9.  Cut a piece of thicker stock (I'm using 1/8" square) to fit inside the end post-and-beams.  Paint that a very dark grey.  Glue that into place.  This adds rigidity and a better gluing surface to hold the planks in place.  And it can't be seen at most viewing angles. 

And that's it...  The work goes quickly, unless your set of planks buckles as you're aligning them.  When that happens (after you stop cursing...), spread out the planks and reassemble/repush them back into position.  By adding weight every 2" or so, you limit the damage that buckling can do to your carefully assembled, but not glued, deck. 

Modeling the Northeast in the 1890s - because the little voices told me to


Nice process.  I love to see all those layout tools in use. Thank you for sharing it with us.
John Siekirk
Superior & Seattle Railroad


Hey Dave:

Looks like you are off to a good start. I shall be following along.



The loading docks in position, but not glued down yet.  The two back tracks are HOn30, bring slates down from the quarry.  The front track is standard gauge, taking the slates to market.
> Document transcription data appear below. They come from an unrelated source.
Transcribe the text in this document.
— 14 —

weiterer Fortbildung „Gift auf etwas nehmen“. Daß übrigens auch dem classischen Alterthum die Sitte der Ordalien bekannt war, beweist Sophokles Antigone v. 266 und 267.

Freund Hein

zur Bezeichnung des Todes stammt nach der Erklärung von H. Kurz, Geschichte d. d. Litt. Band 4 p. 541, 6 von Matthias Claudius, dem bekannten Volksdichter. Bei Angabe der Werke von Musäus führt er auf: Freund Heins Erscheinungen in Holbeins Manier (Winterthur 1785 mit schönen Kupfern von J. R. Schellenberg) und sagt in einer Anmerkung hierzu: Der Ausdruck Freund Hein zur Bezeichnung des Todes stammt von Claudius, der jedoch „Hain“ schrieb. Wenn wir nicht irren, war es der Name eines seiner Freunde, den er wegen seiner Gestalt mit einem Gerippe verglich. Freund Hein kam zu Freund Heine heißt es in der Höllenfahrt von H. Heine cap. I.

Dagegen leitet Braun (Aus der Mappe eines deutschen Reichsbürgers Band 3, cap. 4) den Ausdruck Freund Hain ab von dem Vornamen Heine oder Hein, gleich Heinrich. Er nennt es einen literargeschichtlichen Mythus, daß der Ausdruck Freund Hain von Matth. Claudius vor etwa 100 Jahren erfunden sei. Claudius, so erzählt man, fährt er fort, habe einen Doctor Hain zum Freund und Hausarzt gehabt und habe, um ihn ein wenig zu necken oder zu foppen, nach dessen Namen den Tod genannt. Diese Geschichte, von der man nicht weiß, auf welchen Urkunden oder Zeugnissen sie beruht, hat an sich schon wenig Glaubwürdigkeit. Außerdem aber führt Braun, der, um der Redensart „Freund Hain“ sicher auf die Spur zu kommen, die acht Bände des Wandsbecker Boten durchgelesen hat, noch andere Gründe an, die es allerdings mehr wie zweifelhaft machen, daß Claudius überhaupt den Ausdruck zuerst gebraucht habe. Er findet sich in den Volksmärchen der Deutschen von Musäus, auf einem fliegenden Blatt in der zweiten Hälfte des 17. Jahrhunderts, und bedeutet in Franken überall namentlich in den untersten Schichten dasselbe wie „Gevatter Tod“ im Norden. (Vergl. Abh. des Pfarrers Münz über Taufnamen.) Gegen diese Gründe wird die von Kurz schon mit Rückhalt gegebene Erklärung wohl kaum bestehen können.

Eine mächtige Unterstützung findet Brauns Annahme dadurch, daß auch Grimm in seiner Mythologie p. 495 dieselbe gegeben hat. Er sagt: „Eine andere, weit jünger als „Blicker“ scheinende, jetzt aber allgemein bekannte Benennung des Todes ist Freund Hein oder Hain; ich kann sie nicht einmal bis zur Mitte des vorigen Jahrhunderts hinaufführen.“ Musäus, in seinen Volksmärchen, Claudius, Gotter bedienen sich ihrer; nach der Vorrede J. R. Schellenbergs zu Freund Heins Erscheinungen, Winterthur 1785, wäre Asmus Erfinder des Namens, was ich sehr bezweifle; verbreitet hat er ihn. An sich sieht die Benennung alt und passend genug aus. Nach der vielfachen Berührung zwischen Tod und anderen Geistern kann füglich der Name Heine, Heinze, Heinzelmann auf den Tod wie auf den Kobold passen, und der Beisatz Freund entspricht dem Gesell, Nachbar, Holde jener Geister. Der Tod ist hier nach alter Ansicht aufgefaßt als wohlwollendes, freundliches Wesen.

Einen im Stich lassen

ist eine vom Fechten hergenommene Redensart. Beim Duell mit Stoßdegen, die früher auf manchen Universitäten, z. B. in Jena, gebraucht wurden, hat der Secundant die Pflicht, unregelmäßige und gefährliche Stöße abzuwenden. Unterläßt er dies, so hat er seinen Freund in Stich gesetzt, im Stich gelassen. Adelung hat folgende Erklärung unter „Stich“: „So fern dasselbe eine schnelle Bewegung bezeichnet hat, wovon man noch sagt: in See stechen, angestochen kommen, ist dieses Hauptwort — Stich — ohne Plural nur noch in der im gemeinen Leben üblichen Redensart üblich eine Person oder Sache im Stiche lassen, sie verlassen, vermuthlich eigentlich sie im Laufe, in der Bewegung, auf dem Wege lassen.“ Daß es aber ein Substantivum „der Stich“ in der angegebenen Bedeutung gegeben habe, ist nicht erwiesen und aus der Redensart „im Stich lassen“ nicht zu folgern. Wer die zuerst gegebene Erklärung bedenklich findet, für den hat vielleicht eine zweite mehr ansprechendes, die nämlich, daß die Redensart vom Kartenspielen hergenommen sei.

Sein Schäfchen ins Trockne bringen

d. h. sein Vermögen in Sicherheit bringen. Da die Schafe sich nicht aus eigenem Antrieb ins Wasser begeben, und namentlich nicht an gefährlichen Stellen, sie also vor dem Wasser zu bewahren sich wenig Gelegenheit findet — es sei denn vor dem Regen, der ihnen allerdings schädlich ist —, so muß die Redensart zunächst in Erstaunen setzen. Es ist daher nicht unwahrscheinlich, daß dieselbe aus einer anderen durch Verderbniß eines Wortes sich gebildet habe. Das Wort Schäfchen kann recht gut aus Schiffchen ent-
Modeling the Northeast in the 1890s - because the little voices told me to

PRR Modeler

Dave very nice modeling on the building and platforms.
Curt Webb
The Late Great Pennsylvania Railroad
Freelanced PRR Bellevue Subdivision



The advantage of keeping the fence piece separate from the flat working surface is that if the post-and-beam sticks to the working surface, you can easily remove the fence and then slip a single edge razor blade underneath the post-and-beam to get it unstuck.  Oh, and I should mention I used 3x10 and 3x12 pieces for the decking, mixing them up adds a bit more visual variety. 

Modeling the Northeast in the 1890s - because the little voices told me to


Did you ever notice how many towns are named after their water towers ! ?



Nice job on the loading docks.

Tom  ;D
"If we are to guard against ignorance and remain free, it is the responsibility of every American to be informed."